L'Archipel d'une autre vie est comme la flûte du joueur de Hamelin : un irrésistible appel à le suivre et à se perdre avec lui.

Au fin fond de la taïga, traversée de torrents et de bêtes farouches, au bout de l'hiver, dans les glaces sibériennes, au bord de la mer d'Okhotsk, dans l'archipel des Chantars, sur la Belitchy, cette grande île sauvage gardée par son terrible « souloï », un mur liquide de quatre mètres de haut…

Vous êtes perdus déjà ? Tant mieux ! Laissez-vous faire !

Un jeune orphelin, fils de prisonniers disparus dans le Goulag stalinien enfin dispersé, rencontre à Tougour un voyageur qui l'intrigue, le fascine. Un nomade à capuche, à la fois fraternel et mystérieux qui a l'âge d'être son père. de loin, d'abord, dans l'épaisseur de la taïga, il le suit.

Mais le suit-il ou est-ce l'étranger qui insensiblement se laisse rattraper par le jeune homme ?

Bientôt en effet, ils se rencontrent. L'homme s'appelle Pavel Gartsev ; il raconte à l'adolescent son histoire. Attentivement, sans l'interrompre, il la suit.
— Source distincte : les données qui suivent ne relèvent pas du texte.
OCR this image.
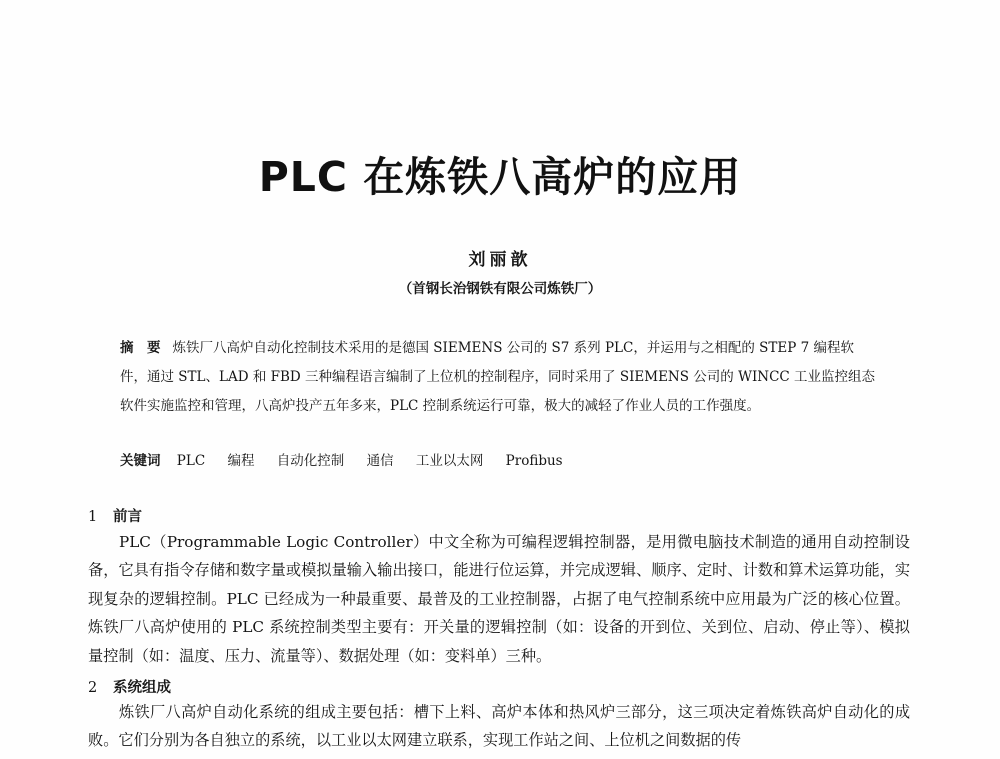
PLC 在炼铁八高炉的应用
刘丽歆
（首钢长治钢铁有限公司炼铁厂）
摘　要 炼铁厂八高炉自动化控制技术采用的是德国 SIEMENS 公司的 S7 系列 PLC，并运用与之相配的 STEP 7 编程软件，通过 STL、LAD 和 FBD 三种编程语言编制了上位机的控制程序，同时采用了 SIEMENS 公司的 WINCC 工业监控组态软件实施监控和管理，八高炉投产五年多来，PLC 控制系统运行可靠，极大的减轻了作业人员的工作强度。
关键词 PLC 编程 自动化控制 通信 工业以太网 Profibus
1 前言
PLC（Programmable Logic Controller）中文全称为可编程逻辑控制器，是用微电脑技术制造的通用自动控制设备，它具有指令存储和数字量或模拟量输入输出接口，能进行位运算，并完成逻辑、顺序、定时、计数和算术运算功能，实现复杂的逻辑控制。PLC 已经成为一种最重要、最普及的工业控制器，占据了电气控制系统中应用最为广泛的核心位置。炼铁厂八高炉使用的 PLC 系统控制类型主要有：开关量的逻辑控制（如：设备的开到位、关到位、启动、停止等）、模拟量控制（如：温度、压力、流量等）、数据处理（如：变料单）三种。
2 系统组成
炼铁厂八高炉自动化系统的组成主要包括：槽下上料、高炉本体和热风炉三部分，这三项决定着炼铁高炉自动化的成败。它们分别为各自独立的系统，以工业以太网建立联系，实现工作站之间、上位机之间数据的传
Pavel était soldat, dans un camp où l'armée soviétique, en pleine guerre froide, se préparait à la guerre nucléaire, en Sibérie est-orientale. Un prisonnier s'évade. Un commando de cinq hommes est nommé pour le rattraper, vivant, afin de lui infliger un châtiment dissuasif et exemplaire. Pavel, simple troufion, est le bouc émissaire tout trouvé en cas d'échec.

Mais il n'y a pas à discuter. Il les suit.

Le groupe s'enfonce dans la taïga aux derniers feux de l'été sibérien trop court. Devant eux, le fugitif marche, jamais très loin, allumant des feux multiples pour les leurrer, croisant et recroisant sa piste comme pour les égarer, ou les retrouver, à sa guise. Ils le suivent.

Mais le suivent-ils ou sont-ils subtilement menés par lui, dans une forêt dangereuse, pleine d'embûches et de pièges ? Comme dans l'histoire des Horace et des Curiace, l'évadé se laisse suffisamment approcher pour se débarrasser un à un de ses poursuivants, qui repartent pour le camp, l'un après l'autre, meurtris, sur des radeaux de fortune..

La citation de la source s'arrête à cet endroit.